Just twelve days ago our planet was rocked by a duo of disasters. A 7.6-magnitude quake struck the island of Sumatra in Indonesia, followed by shocks of similar magnitude hours later. Within moments, these geologic convulsions reduced buildings to rubble in the city of Padang, where U.N. officials estimate as many as 4,000 people could be buried. For days local citizens used hammers, chisels, and bare hands to dig through debris for survivors, hampered by heavy rain and power outages, while the hope of success was strangled with each passing hour.


Almost simultaneously, two thousand miles to the east, a deadly tsunami slammed into the Samoan Islands, burying communities under an avalanche of mud. Witnessing waves as high as thirty feet, rushing as far inland as twenty miles, inhabitants exclaimed, “We could hear the wave coming and the noise was deafening. And we could hear buildings crashing.”


These calamities occupied a small segment in the North American national news, somewhere between the release of this fall’s influenza vaccine and GM’s failed bid to sell off Saturn. Most of us thought to ourselves, What a tragedy! And then we turned our attention to the messages in our inbox. Very quickly, these became forgotten disasters. Twelve days ago easily seems like twelve weeks ago. How quickly our attention is diverted!

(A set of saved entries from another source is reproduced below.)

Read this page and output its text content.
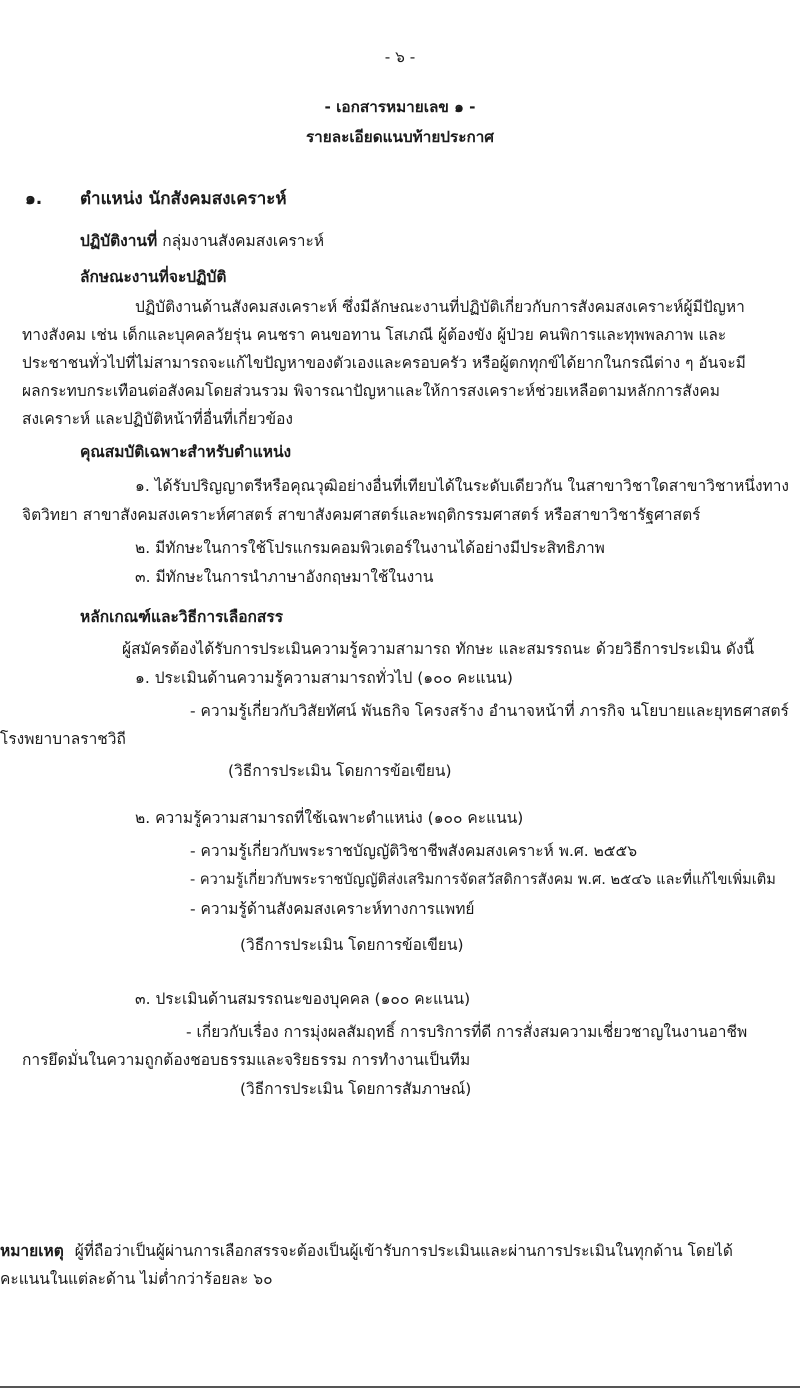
- ๖ -
- เอกสารหมายเลข ๑ -
รายละเอียดแนบท้ายประกาศ
๑. ตำแหน่ง นักสังคมสงเคราะห์
ปฏิบัติงานที่ กลุ่มงานสังคมสงเคราะห์
ลักษณะงานที่จะปฏิบัติ
ปฏิบัติงานด้านสังคมสงเคราะห์ ซึ่งมีลักษณะงานที่ปฏิบัติเกี่ยวกับการสังคมสงเคราะห์ผู้มีปัญหา
ทางสังคม เช่น เด็กและบุคคลวัยรุ่น คนชรา คนขอทาน โสเภณี ผู้ต้องขัง ผู้ป่วย คนพิการและทุพพลภาพ และ
ประชาชนทั่วไปที่ไม่สามารถจะแก้ไขปัญหาของตัวเองและครอบครัว หรือผู้ตกทุกข์ได้ยากในกรณีต่าง ๆ อันจะมี
ผลกระทบกระเทือนต่อสังคมโดยส่วนรวม พิจารณาปัญหาและให้การสงเคราะห์ช่วยเหลือตามหลักการสังคม
สงเคราะห์ และปฏิบัติหน้าที่อื่นที่เกี่ยวข้อง
คุณสมบัติเฉพาะสำหรับตำแหน่ง
๑. ได้รับปริญญาตรีหรือคุณวุฒิอย่างอื่นที่เทียบได้ในระดับเดียวกัน ในสาขาวิชาใดสาขาวิชาหนึ่งทาง
จิตวิทยา สาขาสังคมสงเคราะห์ศาสตร์ สาขาสังคมศาสตร์และพฤติกรรมศาสตร์ หรือสาขาวิชารัฐศาสตร์
๒. มีทักษะในการใช้โปรแกรมคอมพิวเตอร์ในงานได้อย่างมีประสิทธิภาพ
๓. มีทักษะในการนำภาษาอังกฤษมาใช้ในงาน
หลักเกณฑ์และวิธีการเลือกสรร
ผู้สมัครต้องได้รับการประเมินความรู้ความสามารถ ทักษะ และสมรรถนะ ด้วยวิธีการประเมิน ดังนี้
๑. ประเมินด้านความรู้ความสามารถทั่วไป (๑๐๐ คะแนน)
- ความรู้เกี่ยวกับวิสัยทัศน์ พันธกิจ โครงสร้าง อำนาจหน้าที่ ภารกิจ นโยบายและยุทธศาสตร์
โรงพยาบาลราชวิถี
(วิธีการประเมิน โดยการข้อเขียน)
๒. ความรู้ความสามารถที่ใช้เฉพาะตำแหน่ง (๑๐๐ คะแนน)
- ความรู้เกี่ยวกับพระราชบัญญัติวิชาชีพสังคมสงเคราะห์ พ.ศ. ๒๕๕๖
- ความรู้เกี่ยวกับพระราชบัญญัติส่งเสริมการจัดสวัสดิการสังคม พ.ศ. ๒๕๔๖ และที่แก้ไขเพิ่มเติม
- ความรู้ด้านสังคมสงเคราะห์ทางการแพทย์
(วิธีการประเมิน โดยการข้อเขียน)
๓. ประเมินด้านสมรรถนะของบุคคล (๑๐๐ คะแนน)
- เกี่ยวกับเรื่อง การมุ่งผลสัมฤทธิ์ การบริการที่ดี การสั่งสมความเชี่ยวชาญในงานอาชีพ
การยึดมั่นในความถูกต้องชอบธรรมและจริยธรรม การทำงานเป็นทีม
(วิธีการประเมิน โดยการสัมภาษณ์)
หมายเหตุ ผู้ที่ถือว่าเป็นผู้ผ่านการเลือกสรรจะต้องเป็นผู้เข้ารับการประเมินและผ่านการประเมินในทุกด้าน โดยได้
คะแนนในแต่ละด้าน ไม่ต่ำกว่าร้อยละ ๖๐
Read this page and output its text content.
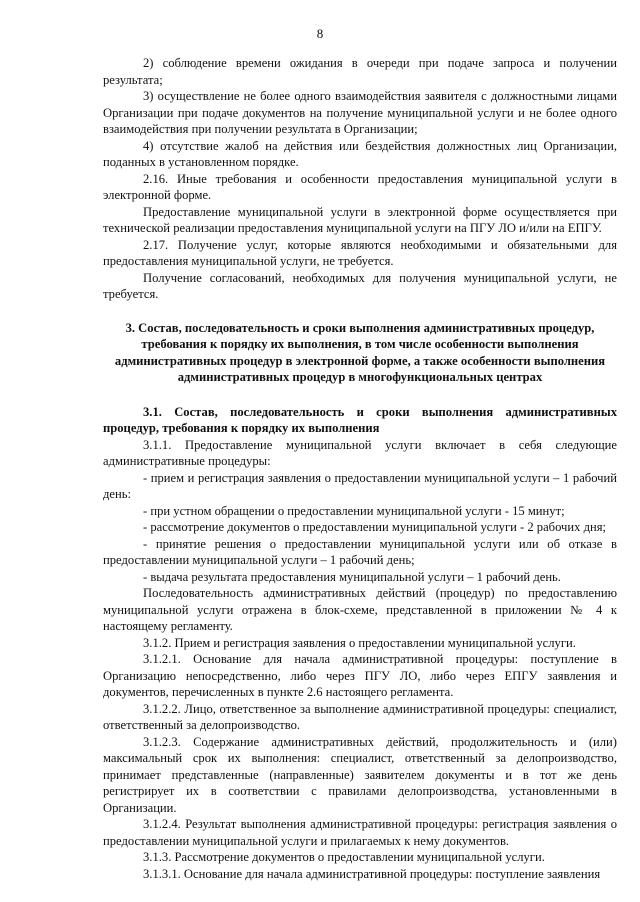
8

2) соблюдение времени ожидания в очереди при подаче запроса и получении результата;

3) осуществление не более одного взаимодействия заявителя с должностными лицами Организации при подаче документов на получение муниципальной услуги и не более одного взаимодействия при получении результата в Организации;

4) отсутствие жалоб на действия или бездействия должностных лиц Организации, поданных в установленном порядке.

2.16. Иные требования и особенности предоставления муниципальной услуги в электронной форме.

Предоставление муниципальной услуги в электронной форме осуществляется при технической реализации предоставления муниципальной услуги на ПГУ ЛО и/или на ЕПГУ.

2.17. Получение услуг, которые являются необходимыми и обязательными для предоставления муниципальной услуги, не требуется.

Получение согласований, необходимых для получения муниципальной услуги, не требуется.

3. Состав, последовательность и сроки выполнения административных процедур, требования к порядку их выполнения, в том числе особенности выполнения административных процедур в электронной форме, а также особенности выполнения административных процедур в многофункциональных центрах

3.1. Состав, последовательность и сроки выполнения административных процедур, требования к порядку их выполнения

3.1.1. Предоставление муниципальной услуги включает в себя следующие административные процедуры:

- прием и регистрация заявления о предоставлении муниципальной услуги – 1 рабочий день:

- при устном обращении о предоставлении муниципальной услуги - 15 минут;

- рассмотрение документов о предоставлении муниципальной услуги - 2 рабочих дня;

- принятие решения о предоставлении муниципальной услуги или об отказе в предоставлении муниципальной услуги – 1 рабочий день;

- выдача результата предоставления муниципальной услуги – 1 рабочий день.

Последовательность административных действий (процедур) по предоставлению муниципальной услуги отражена в блок-схеме, представленной в приложении № 4 к настоящему регламенту.

3.1.2. Прием и регистрация заявления о предоставлении муниципальной услуги.

3.1.2.1. Основание для начала административной процедуры: поступление в Организацию непосредственно, либо через ПГУ ЛО, либо через ЕПГУ заявления и документов, перечисленных в пункте 2.6 настоящего регламента.

3.1.2.2. Лицо, ответственное за выполнение административной процедуры: специалист, ответственный за делопроизводство.

3.1.2.3. Содержание административных действий, продолжительность и (или) максимальный срок их выполнения: специалист, ответственный за делопроизводство, принимает представленные (направленные) заявителем документы и в тот же день регистрирует их в соответствии с правилами делопроизводства, установленными в Организации.

3.1.2.4. Результат выполнения административной процедуры: регистрация заявления о предоставлении муниципальной услуги и прилагаемых к нему документов.

3.1.3. Рассмотрение документов о предоставлении муниципальной услуги.

3.1.3.1. Основание для начала административной процедуры: поступление заявления
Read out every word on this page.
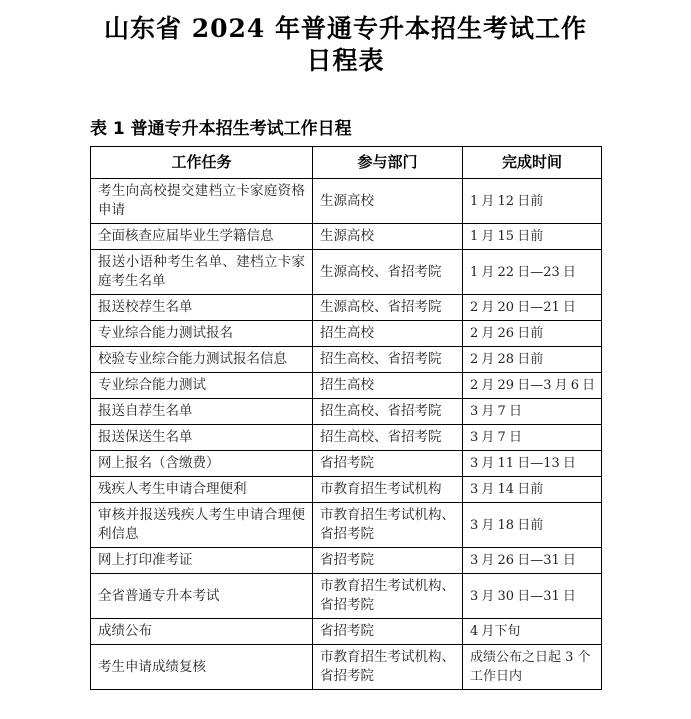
山东省 2024 年普通专升本招生考试工作
日程表
表 1 普通专升本招生考试工作日程
工作任务	参与部门	完成时间
考生向高校提交建档立卡家庭资格申请	生源高校	1 月 12 日前
全面核查应届毕业生学籍信息	生源高校	1 月 15 日前
报送小语种考生名单、建档立卡家庭考生名单	生源高校、省招考院	1 月 22 日—23 日
报送校荐生名单	生源高校、省招考院	2 月 20 日—21 日
专业综合能力测试报名	招生高校	2 月 26 日前
校验专业综合能力测试报名信息	招生高校、省招考院	2 月 28 日前
专业综合能力测试	招生高校	2 月 29 日—3 月 6 日
报送自荐生名单	招生高校、省招考院	3 月 7 日
报送保送生名单	招生高校、省招考院	3 月 7 日
网上报名（含缴费）	省招考院	3 月 11 日—13 日
残疾人考生申请合理便利	市教育招生考试机构	3 月 14 日前
审核并报送残疾人考生申请合理便利信息	市教育招生考试机构、省招考院	3 月 18 日前
网上打印准考证	省招考院	3 月 26 日—31 日
全省普通专升本考试	市教育招生考试机构、省招考院	3 月 30 日—31 日
成绩公布	省招考院	4 月下旬
考生申请成绩复核	市教育招生考试机构、省招考院	成绩公布之日起 3 个工作日内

I should be different at heart. My own experience of living in pre-prosperity Shanghai and war-consumed Angola should have galvanized my character into one that is more sensitive and aware of catastrophes like those that just erupted. The truth is, however, that I am just as vulnerable as anyone else to neglect the distress of humans in crisis.


But it’s not only disasters that you and I tend to easily forget. Our world continues to be plagued by forgotten diseases – ones like Chagas disease and dengue fever that plague millions of persons but don’t have the media draw of HIV nor the funding streams of malaria intervention.


Ultimately, however, it is not only disasters and diseases that are forgotten. It is people who are forgotten. Who are these forgotten ones? Often they are those on the margins of our societies; the poor, the sick, the prisoner, the lame, the brokenhearted; the very ones of whom Jesus spoke in Matthew 25:34-40.


This year, our theme at INMED is Serving The Forgotten. I would like to appeal to you to intentionally look beyond yourself and join with us to engage our time, our talents, and our treasures together on behalf of those who are most neglected – like those today searching for shelter in the South Pacific. With all our potential to meaningfully intervene, the greatest disaster of all would be to simply forget!